On the other hand, freedom isn't the only thing worth having. A great story-based game can tell you stories that penetrate your life. There was this great series called King's Quest back in the 90s. In one game I met a super nasty bad guy, with horns and hoofs and minions and brick red skin. He grabbed me up in his giant taloned hand and snarled that if I could show him something that made him cry, he would not eat me. I looked into my inventory backpack thing and instantly knew the answer and the message. It was a perfect moment of communication between game designer and player. What did I show him? A mirror. What a story!

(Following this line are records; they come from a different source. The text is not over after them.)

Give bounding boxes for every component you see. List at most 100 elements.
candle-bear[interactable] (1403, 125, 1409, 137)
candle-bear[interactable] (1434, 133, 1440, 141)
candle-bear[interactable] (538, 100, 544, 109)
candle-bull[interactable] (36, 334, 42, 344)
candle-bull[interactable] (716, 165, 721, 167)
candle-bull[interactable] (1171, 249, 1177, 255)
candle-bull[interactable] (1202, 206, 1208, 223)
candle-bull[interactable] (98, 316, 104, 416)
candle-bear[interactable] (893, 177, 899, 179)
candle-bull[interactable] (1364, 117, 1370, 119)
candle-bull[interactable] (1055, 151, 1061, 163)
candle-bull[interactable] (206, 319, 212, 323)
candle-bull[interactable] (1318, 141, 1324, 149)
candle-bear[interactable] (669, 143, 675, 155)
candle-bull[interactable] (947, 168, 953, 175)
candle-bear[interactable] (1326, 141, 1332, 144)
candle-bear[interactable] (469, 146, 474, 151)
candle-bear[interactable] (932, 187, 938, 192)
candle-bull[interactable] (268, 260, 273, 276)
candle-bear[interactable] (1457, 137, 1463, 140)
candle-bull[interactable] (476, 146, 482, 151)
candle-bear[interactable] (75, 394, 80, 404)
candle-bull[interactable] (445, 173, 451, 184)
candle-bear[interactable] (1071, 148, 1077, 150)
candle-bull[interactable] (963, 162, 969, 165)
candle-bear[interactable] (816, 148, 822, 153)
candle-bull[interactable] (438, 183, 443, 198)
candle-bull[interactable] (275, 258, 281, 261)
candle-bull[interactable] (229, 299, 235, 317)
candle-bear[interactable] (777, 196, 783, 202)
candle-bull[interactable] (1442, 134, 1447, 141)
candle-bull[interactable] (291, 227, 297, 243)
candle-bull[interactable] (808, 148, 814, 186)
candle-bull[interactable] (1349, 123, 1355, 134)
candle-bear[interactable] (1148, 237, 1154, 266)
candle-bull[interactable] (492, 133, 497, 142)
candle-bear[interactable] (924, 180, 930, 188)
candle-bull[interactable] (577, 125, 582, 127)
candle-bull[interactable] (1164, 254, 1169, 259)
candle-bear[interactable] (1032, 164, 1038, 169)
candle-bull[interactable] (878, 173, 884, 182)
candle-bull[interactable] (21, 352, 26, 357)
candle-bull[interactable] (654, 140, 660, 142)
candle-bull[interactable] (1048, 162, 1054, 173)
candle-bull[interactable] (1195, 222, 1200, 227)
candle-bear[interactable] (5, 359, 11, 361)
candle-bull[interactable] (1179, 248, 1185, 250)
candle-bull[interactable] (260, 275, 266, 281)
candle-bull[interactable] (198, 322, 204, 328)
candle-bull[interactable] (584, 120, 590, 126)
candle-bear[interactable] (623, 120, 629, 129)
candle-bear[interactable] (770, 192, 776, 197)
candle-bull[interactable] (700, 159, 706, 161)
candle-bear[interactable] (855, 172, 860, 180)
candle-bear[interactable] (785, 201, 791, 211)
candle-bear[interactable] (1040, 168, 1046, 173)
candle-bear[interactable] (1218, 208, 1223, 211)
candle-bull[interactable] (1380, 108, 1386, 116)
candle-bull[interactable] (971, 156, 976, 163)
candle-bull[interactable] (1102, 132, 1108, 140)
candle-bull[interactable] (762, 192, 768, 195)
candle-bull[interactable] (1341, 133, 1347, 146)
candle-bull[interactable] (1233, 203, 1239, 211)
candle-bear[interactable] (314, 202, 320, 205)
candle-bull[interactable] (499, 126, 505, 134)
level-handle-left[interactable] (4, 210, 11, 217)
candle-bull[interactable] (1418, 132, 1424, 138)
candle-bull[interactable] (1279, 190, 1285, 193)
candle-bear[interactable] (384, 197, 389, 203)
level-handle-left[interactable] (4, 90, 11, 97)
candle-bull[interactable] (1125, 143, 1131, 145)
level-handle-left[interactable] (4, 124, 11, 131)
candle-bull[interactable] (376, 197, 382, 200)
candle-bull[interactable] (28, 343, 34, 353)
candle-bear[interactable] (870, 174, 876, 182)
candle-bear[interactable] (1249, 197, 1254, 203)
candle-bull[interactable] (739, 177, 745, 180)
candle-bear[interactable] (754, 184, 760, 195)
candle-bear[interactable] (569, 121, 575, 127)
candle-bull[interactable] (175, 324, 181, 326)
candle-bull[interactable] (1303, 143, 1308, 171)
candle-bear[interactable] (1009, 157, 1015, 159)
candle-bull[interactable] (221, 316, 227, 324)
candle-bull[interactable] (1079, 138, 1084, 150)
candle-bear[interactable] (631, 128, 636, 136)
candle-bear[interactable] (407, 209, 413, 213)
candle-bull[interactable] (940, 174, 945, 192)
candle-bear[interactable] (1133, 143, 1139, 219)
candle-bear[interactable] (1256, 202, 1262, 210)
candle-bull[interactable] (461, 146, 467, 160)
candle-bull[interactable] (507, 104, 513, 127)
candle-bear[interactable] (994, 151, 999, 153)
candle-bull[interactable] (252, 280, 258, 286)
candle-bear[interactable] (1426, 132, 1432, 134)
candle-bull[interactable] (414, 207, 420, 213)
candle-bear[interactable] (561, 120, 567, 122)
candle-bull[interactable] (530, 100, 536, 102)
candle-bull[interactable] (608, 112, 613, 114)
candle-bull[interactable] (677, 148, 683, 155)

There was another great moment in one of the Myst games, called Exile, where you were trapped in a world with a man who had been there alone for a decade and had slowly gone insane. At the end of the game you finally find your way to a portal, but the madman bars your way and tries to kill you. As my husband and I were playing it, we managed to defeat him and get to the portal, and the game was over and the credits rolled. But it didn't feel right. So I said, let's do that again. My husband was like, why? The game is over. I said, I want to try something. So I went back and played the last scene over and over. Finally I found a way to get to the portal, avoid killing the man, avoid him killing me, and allow him to use the portal as well. It took a lot of careful timing and ladder climbing. I didn't know if the game would even allow it, but when I at last managed it, my assailant dissolved into tears and thanked me over and over for helping him get home to his wife and child. It was another perfect message. I don't know how many people played that game and never knew you could save the madman, but somebody put that there for us to find. What a story!

I love that sort of story, but it's not one you build, it's one you take part in. And it's a rare find. Only a handful of games have ever pulled it off, as far as I know. So the best thing is to find a balance between building stories and taking part in stories others have built. When you can do both, probably the best sensemaking takes place somewhere between them.

Ooops that was long - you got me thinking! Thanks again.

Cynthia

Anonymous said...

I played Civilization on the computer before but I did like it as much as Age of Empire. Maybe because Age of Empire can be played in a quicker pace. But that just me.